Müritz Lamm | Artischocken | Geräucherte Paprika
Es gibt Lieferanten, die müssen eigentlich Institutionen genannt werden. Sie beliefern die Berliner/Deutsche Gastronomie lang und nachhaltig mit ihren Spitzenprodukten, so dass sich Köche ein Auskommen ohne sie nicht vorstellen wollen. Einer davon ist Klaus Schwagrzinna. Er beliefert die Berliner Gastronomie mit Müritz Lamm vom Feinsten bereits in meinen Jahren als Jungkoch und das will bereits anderthalb Jahrzehnte her sein.
Mit diesem Müritz Lammrücken bildet Christopher einen vorläufigen Höhepunkt im Menü, der einfach über jeden Zweifel erhaben ist. Neben einem perfekt gegarten Stück Fleisch gibt er ein samtiges Artischockenpüree, wilden Brokkoli und eingelegte Zwiebelringe. Die am Tisch angerichtete Jus birgt Würfel von geräucherter Paprikawurst, um nicht zu sagen Chorizo, in sich. Vollmundig, voluminös, ausbalanciert – das sind die Attribute, die mir bei dieser Lammjus einfallen. Dieser Hauptgang ist einfach gut gemacht und besticht vor allem durch die immens hohe Produktqualität, welche das Fleisch mitzubringen vermag.
Milchreis | Staudensellerie | Apfel
Desserts ist jetzt nicht zwingend die Speisengattung, für die Deutschland weltberühmt geworden ist. Sicherlich haben wir eine Tortenkultur (Schwarzwälder Kirsch, Bienenstich, Frankfurter Kranz) vorzuweisen. Geht es um die Nachspeisen, sieht es da schon eher mau aus. Umso erfreulicher, dass sich Christopher eine kecke Version eines Milchreises ausgedacht hat.
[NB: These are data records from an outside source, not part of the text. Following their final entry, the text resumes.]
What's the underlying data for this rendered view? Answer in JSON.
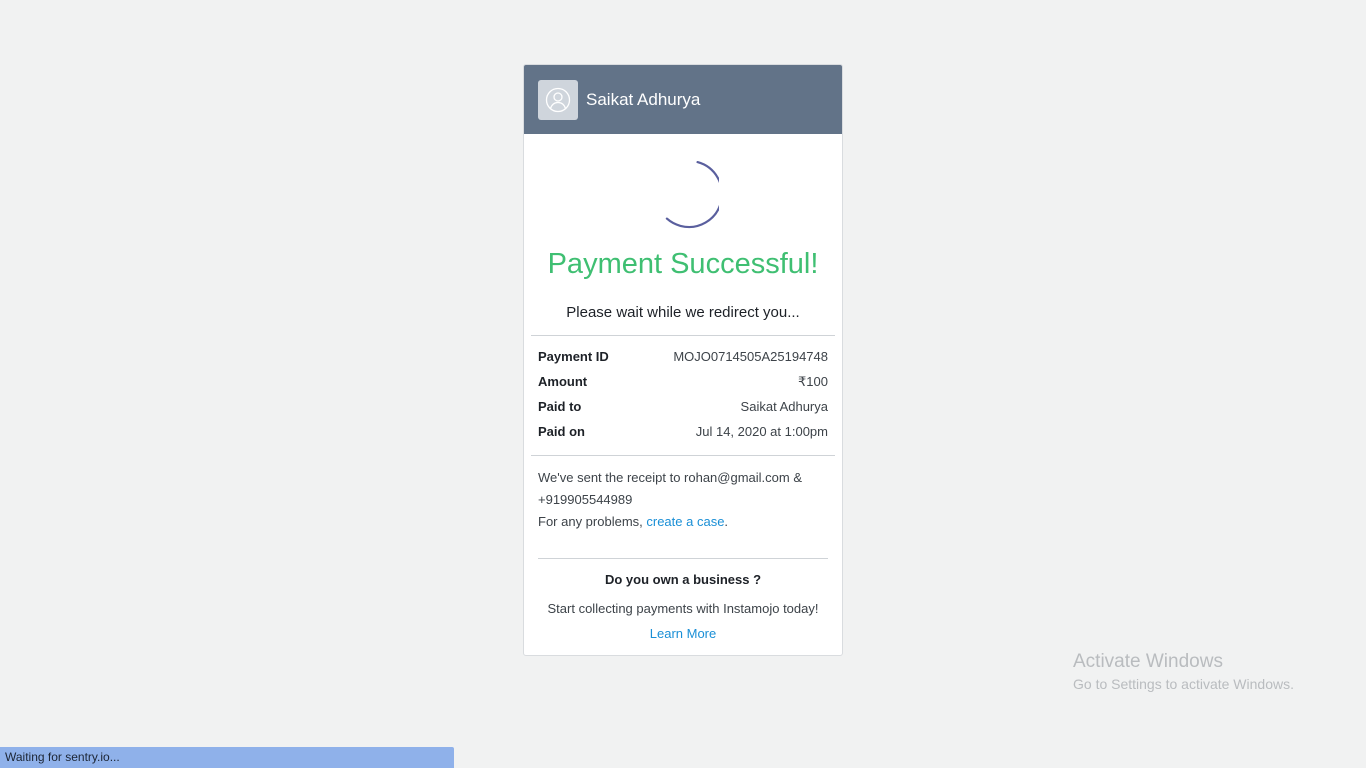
{
  "header": {
    "seller_name": "Saikat Adhurya",
    "avatar_icon": "user-avatar-icon"
  },
  "status": {
    "spinner_icon": "loading-spinner-icon",
    "title": "Payment Successful!",
    "subtitle": "Please wait while we redirect you..."
  },
  "details": [
    {
      "label": "Payment ID",
      "value": "MOJO0714505A25194748"
    },
    {
      "label": "Amount",
      "value": "₹100"
    },
    {
      "label": "Paid to",
      "value": "Saikat Adhurya"
    },
    {
      "label": "Paid on",
      "value": "Jul 14, 2020 at 1:00pm"
    }
  ],
  "receipt": {
    "line1": "We've sent the receipt to rohan@gmail.com & +919905544989",
    "problems_prefix": "For any problems, ",
    "create_case_link": "create a case",
    "problems_suffix": "."
  },
  "business": {
    "title": "Do you own a business ?",
    "text": "Start collecting payments with Instamojo today!",
    "learn_more": "Learn More"
  },
  "watermark": {
    "title": "Activate Windows",
    "subtitle": "Go to Settings to activate Windows."
  },
  "statusbar": {
    "text": "Waiting for sentry.io..."
  },
  "colors": {
    "header_bg": "#627388",
    "success_green": "#3fbf72",
    "link_blue": "#1a8fd6",
    "spinner": "#5a5f9e",
    "statusbar_bg": "#8fb1ea"
  }
}
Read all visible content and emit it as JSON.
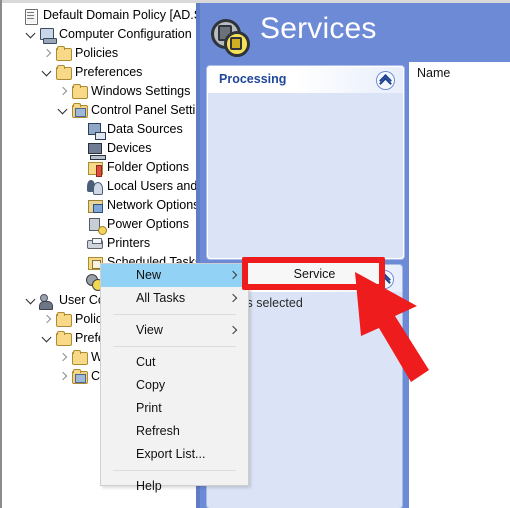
{
  "window": {
    "tree_pane_name": "group-policy-tree"
  },
  "tree": {
    "items": [
      {
        "label": "Default Domain Policy [AD.STD",
        "icon": "policy-document-icon",
        "indent": 0,
        "expander": "none"
      },
      {
        "label": "Computer Configuration",
        "icon": "computer-icon",
        "indent": 1,
        "expander": "down"
      },
      {
        "label": "Policies",
        "icon": "folder-icon",
        "indent": 2,
        "expander": "right"
      },
      {
        "label": "Preferences",
        "icon": "folder-icon",
        "indent": 2,
        "expander": "down"
      },
      {
        "label": "Windows Settings",
        "icon": "folder-icon",
        "indent": 3,
        "expander": "right"
      },
      {
        "label": "Control Panel Setting",
        "icon": "control-panel-folder-icon",
        "indent": 3,
        "expander": "down"
      },
      {
        "label": "Data Sources",
        "icon": "data-sources-icon",
        "indent": 4,
        "expander": "none"
      },
      {
        "label": "Devices",
        "icon": "devices-icon",
        "indent": 4,
        "expander": "none"
      },
      {
        "label": "Folder Options",
        "icon": "folder-options-icon",
        "indent": 4,
        "expander": "none"
      },
      {
        "label": "Local Users and C",
        "icon": "local-users-icon",
        "indent": 4,
        "expander": "none"
      },
      {
        "label": "Network Options",
        "icon": "network-options-icon",
        "indent": 4,
        "expander": "none"
      },
      {
        "label": "Power Options",
        "icon": "power-options-icon",
        "indent": 4,
        "expander": "none"
      },
      {
        "label": "Printers",
        "icon": "printers-icon",
        "indent": 4,
        "expander": "none"
      },
      {
        "label": "Scheduled Tasks",
        "icon": "scheduled-tasks-icon",
        "indent": 4,
        "expander": "none"
      },
      {
        "label": "",
        "icon": "services-gears-icon",
        "indent": 4,
        "expander": "none"
      },
      {
        "label": "User Conf",
        "icon": "user-icon",
        "indent": 1,
        "expander": "down"
      },
      {
        "label": "Policie",
        "icon": "folder-icon",
        "indent": 2,
        "expander": "right"
      },
      {
        "label": "Prefere",
        "icon": "folder-icon",
        "indent": 2,
        "expander": "down"
      },
      {
        "label": "Wi",
        "icon": "folder-icon",
        "indent": 3,
        "expander": "right"
      },
      {
        "label": "Co",
        "icon": "control-panel-folder-icon",
        "indent": 3,
        "expander": "right"
      }
    ]
  },
  "banner": {
    "title": "Services",
    "icon": "services-gears-icon"
  },
  "pad": {
    "title": "Processing",
    "collapse_icon": "chevron-up-icon"
  },
  "pad2": {
    "selection_text": "olicies selected",
    "collapse_icon": "chevron-up-icon"
  },
  "list_pane": {
    "column_header": "Name",
    "rows": []
  },
  "context_menu": {
    "items": [
      {
        "label": "New",
        "submenu": true,
        "selected": true,
        "separator_after": false
      },
      {
        "label": "All Tasks",
        "submenu": true,
        "selected": false,
        "separator_after": true
      },
      {
        "label": "View",
        "submenu": true,
        "selected": false,
        "separator_after": true
      },
      {
        "label": "Cut",
        "submenu": false,
        "selected": false,
        "separator_after": false
      },
      {
        "label": "Copy",
        "submenu": false,
        "selected": false,
        "separator_after": false
      },
      {
        "label": "Print",
        "submenu": false,
        "selected": false,
        "separator_after": false
      },
      {
        "label": "Refresh",
        "submenu": false,
        "selected": false,
        "separator_after": false
      },
      {
        "label": "Export List...",
        "submenu": false,
        "selected": false,
        "separator_after": true
      },
      {
        "label": "Help",
        "submenu": false,
        "selected": false,
        "separator_after": false
      }
    ]
  },
  "submenu": {
    "items": [
      {
        "label": "Service"
      }
    ]
  },
  "annotation": {
    "highlight_color": "#ee1c1c",
    "arrow_color": "#ee1c1c",
    "arrow_name": "red-pointer-arrow"
  },
  "colors": {
    "banner_blue": "#6d8ad6",
    "pad_body_blue": "#dbe4f6",
    "pad_title_blue": "#20479b",
    "menu_highlight": "#91d2f5"
  }
}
Er vereint den Milchreis in Form eines Mousse in einem Ring von Kuvertüre und bedeckt diesen mit Apfel und Sellerie in verschiedenster Form. Das erfrischende Apfel-Petersilien-Sorbet wird mit einem Staudensellerie-Salat garniert. Umgeben ist das gemüselästige Dessert von einer Staudensellerie-Vinaigrette.
Neben dem Teller wird zudem ein Schokoladen-Reisknusper gereicht. Dieser Gang kommt als Abschluss zu einem großartigen 5-Gang-Menü wie gerufen. Uns gefällt, wie der Küchenchef mutig mit den Aromen von Apfel und Sellerie spielt und diese gekonnt in einem Fond extrahiert, den er am Tisch aufgießt.
POTS
Mittwoch – Samstag
12-22 Uhr
Potsdamer Platz 3,
Berlin 10785
Fazit – Du wirst das POTS mit seiner deutschen Küche lieben lernen
Für uns endet ein fulminantes und erfrischendes Menü, welches die Kulinarik der deutschen Küche in ein modernes und frisches Gewand hüllt, welches ihm extrem gut steht.